Soup, defined by Merriam-Webster as "a liquid food especially with a meat, fish, or vegetable stock as a base and often containing pieces of solid food," is the ultimate simple comfort food. But if you look closer at the definition, you'll notice it's surprisingly vague. Is ramen soup? What about gumbo? Is a soy vanilla latte actually a type of three-bean soup? The subjectivity of language makes this simple food category a lot more complicated than it seems.

That’s the inspiration behind Something Something Soup Something, a new video game that has players label dishes as either soup or not soup. According to Waypoint, Italian philosopher, architect, and game designer Stefano Gualeni created the game after traveling the world asking people what constitutes soup. After interviewing candidates of 23 different nationalities, he concluded that the definition of soup "depends on the region, historical period, and the person with whom you're speaking."
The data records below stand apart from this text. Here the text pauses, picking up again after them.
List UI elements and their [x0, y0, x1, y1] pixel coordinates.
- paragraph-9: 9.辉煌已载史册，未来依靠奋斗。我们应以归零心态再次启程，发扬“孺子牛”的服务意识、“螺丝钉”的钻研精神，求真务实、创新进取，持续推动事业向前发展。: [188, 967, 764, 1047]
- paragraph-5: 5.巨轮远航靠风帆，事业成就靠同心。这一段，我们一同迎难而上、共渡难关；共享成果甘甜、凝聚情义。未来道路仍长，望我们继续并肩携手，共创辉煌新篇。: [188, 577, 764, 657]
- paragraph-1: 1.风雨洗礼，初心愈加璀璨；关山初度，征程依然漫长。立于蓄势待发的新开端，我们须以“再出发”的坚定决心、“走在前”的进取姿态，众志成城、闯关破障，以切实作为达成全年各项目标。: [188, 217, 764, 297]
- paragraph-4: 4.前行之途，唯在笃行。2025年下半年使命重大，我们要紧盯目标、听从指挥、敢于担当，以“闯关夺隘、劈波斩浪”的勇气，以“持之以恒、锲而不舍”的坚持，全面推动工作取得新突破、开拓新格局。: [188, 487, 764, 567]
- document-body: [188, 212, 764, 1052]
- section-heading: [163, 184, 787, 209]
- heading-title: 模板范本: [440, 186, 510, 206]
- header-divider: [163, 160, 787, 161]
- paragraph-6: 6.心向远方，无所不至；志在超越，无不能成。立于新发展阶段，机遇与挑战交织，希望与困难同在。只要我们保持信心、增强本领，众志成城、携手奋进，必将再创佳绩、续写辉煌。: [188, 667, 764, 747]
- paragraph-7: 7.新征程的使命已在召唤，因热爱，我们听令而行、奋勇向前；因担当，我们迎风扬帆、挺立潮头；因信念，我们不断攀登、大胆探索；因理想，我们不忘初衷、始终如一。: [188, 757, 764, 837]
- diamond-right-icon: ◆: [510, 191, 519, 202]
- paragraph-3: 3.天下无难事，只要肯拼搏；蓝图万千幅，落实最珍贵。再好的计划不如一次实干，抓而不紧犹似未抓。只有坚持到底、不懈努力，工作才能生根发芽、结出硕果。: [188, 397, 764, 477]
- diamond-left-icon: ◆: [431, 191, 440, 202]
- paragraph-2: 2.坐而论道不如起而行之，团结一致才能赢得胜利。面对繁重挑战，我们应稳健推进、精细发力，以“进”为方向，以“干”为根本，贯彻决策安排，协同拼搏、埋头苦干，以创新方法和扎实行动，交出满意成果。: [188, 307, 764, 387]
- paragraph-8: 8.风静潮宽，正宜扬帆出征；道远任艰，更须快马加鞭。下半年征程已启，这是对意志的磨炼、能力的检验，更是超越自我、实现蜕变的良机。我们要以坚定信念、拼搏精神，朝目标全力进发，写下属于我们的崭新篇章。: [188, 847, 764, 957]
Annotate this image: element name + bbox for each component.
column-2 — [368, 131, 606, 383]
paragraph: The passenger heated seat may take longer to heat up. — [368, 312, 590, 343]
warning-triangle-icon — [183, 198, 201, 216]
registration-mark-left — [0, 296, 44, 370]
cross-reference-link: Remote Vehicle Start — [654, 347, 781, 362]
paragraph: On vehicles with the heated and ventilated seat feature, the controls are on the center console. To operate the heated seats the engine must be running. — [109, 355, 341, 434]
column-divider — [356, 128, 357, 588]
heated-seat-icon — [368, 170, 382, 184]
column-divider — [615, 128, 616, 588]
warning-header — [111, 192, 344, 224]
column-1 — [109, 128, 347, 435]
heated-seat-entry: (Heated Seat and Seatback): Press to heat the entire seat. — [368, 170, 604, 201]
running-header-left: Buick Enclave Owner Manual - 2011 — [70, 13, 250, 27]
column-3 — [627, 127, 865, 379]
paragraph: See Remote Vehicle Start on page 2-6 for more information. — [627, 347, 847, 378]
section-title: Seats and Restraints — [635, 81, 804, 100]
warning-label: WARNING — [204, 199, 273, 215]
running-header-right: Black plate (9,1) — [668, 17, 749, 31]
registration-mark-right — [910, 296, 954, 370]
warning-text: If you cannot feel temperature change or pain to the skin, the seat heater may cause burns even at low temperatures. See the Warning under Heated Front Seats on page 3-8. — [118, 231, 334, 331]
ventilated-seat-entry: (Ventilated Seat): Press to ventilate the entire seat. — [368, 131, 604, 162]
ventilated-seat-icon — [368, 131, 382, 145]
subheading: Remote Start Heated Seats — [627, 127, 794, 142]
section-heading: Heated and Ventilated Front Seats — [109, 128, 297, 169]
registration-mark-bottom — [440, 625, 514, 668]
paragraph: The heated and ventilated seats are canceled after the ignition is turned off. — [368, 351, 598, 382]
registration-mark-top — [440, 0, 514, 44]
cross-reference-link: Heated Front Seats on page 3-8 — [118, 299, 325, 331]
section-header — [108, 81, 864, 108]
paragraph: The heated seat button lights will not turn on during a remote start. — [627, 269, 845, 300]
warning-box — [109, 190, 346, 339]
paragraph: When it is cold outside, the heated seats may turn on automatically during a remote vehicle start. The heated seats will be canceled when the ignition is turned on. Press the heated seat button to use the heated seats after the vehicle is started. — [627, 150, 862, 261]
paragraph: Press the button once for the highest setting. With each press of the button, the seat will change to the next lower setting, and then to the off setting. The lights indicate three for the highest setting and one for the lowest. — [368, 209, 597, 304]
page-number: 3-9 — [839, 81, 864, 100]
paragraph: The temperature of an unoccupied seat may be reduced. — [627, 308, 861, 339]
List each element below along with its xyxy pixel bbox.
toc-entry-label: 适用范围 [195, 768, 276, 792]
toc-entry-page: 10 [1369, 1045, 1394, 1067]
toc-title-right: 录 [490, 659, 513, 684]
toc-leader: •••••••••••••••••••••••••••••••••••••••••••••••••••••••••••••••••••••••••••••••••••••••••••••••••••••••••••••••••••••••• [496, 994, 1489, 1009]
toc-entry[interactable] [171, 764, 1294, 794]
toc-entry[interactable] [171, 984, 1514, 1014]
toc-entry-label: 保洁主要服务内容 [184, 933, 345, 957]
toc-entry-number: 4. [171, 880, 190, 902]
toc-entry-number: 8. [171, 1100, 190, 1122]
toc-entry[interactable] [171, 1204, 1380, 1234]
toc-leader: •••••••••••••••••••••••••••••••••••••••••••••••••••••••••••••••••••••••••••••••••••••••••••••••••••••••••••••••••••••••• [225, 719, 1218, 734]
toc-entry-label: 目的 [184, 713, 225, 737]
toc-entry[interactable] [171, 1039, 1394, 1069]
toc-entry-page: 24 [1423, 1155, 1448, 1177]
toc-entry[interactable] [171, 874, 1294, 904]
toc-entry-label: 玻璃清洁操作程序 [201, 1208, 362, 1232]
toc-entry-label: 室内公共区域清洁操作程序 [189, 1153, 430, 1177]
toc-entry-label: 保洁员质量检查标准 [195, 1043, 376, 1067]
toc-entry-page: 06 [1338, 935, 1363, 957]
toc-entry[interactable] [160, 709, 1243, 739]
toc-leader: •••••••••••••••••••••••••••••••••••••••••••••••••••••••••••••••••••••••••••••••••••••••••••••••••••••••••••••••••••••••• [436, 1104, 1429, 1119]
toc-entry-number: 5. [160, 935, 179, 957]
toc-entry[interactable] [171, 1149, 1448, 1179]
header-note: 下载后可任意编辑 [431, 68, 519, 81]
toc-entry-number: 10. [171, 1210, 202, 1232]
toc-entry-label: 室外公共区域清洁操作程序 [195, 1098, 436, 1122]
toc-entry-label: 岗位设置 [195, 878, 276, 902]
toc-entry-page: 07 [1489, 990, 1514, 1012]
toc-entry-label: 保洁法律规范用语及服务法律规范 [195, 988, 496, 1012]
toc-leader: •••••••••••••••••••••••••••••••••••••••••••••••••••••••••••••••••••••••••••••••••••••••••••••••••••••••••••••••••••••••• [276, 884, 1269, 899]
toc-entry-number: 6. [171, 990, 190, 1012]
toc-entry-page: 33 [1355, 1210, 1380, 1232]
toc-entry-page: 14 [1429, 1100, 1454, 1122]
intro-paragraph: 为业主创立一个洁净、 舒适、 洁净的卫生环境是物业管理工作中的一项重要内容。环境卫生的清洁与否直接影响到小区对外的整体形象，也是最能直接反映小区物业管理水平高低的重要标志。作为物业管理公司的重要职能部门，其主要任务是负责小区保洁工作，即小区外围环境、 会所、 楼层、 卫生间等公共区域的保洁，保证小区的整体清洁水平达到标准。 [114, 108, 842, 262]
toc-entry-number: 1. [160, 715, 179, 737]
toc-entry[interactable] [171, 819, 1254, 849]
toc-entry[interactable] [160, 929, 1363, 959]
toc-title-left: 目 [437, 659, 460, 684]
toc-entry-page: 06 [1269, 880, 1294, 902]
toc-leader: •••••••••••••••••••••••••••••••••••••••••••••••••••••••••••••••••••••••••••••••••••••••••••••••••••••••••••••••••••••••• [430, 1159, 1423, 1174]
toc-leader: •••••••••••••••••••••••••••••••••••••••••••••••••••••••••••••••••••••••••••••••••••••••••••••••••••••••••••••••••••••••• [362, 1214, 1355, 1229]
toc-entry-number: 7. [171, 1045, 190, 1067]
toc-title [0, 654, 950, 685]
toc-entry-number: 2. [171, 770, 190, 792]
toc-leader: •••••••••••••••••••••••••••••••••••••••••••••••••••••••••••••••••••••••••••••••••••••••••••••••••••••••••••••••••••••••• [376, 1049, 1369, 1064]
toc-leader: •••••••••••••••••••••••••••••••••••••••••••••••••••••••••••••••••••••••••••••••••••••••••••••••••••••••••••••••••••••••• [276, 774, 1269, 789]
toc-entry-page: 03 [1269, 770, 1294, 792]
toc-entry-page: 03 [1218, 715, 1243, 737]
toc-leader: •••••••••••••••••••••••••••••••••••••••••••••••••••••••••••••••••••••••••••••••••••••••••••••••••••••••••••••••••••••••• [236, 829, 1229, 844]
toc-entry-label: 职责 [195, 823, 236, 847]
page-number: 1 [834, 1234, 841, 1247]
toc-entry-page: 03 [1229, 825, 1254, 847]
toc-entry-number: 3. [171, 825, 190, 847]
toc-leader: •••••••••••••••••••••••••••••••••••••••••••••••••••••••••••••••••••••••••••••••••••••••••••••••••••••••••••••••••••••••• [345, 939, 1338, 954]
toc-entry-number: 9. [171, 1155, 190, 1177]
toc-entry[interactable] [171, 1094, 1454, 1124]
Gualeni took this real-life confusion and applied it to a sci-fi setting. In Something Something Soup Something, you play as a low-wage extra-terrestrial worker in the year 2078 preparing meals for human clientele. Your job is to determine which dishes pass as "soup" and can be served to the hungry guests while avoiding any items that may end up poisoning them. Options might include "rocks with celery and batteries in a cup served with chopsticks" or a "foamy liquid with a candy cane and a cooked egg served in a bowl with a fork."

The five-minute game is meant to be tongue-in-cheek, but Gualeni also hopes to get people thinking about real philosophical questions. According to its description page, the game is meant to reveal "that even a familiar, ordinary concept like 'soup' is vague, shifting, and impossible to define exhaustively."

You can try out Something Something Soup Something for free on your browser.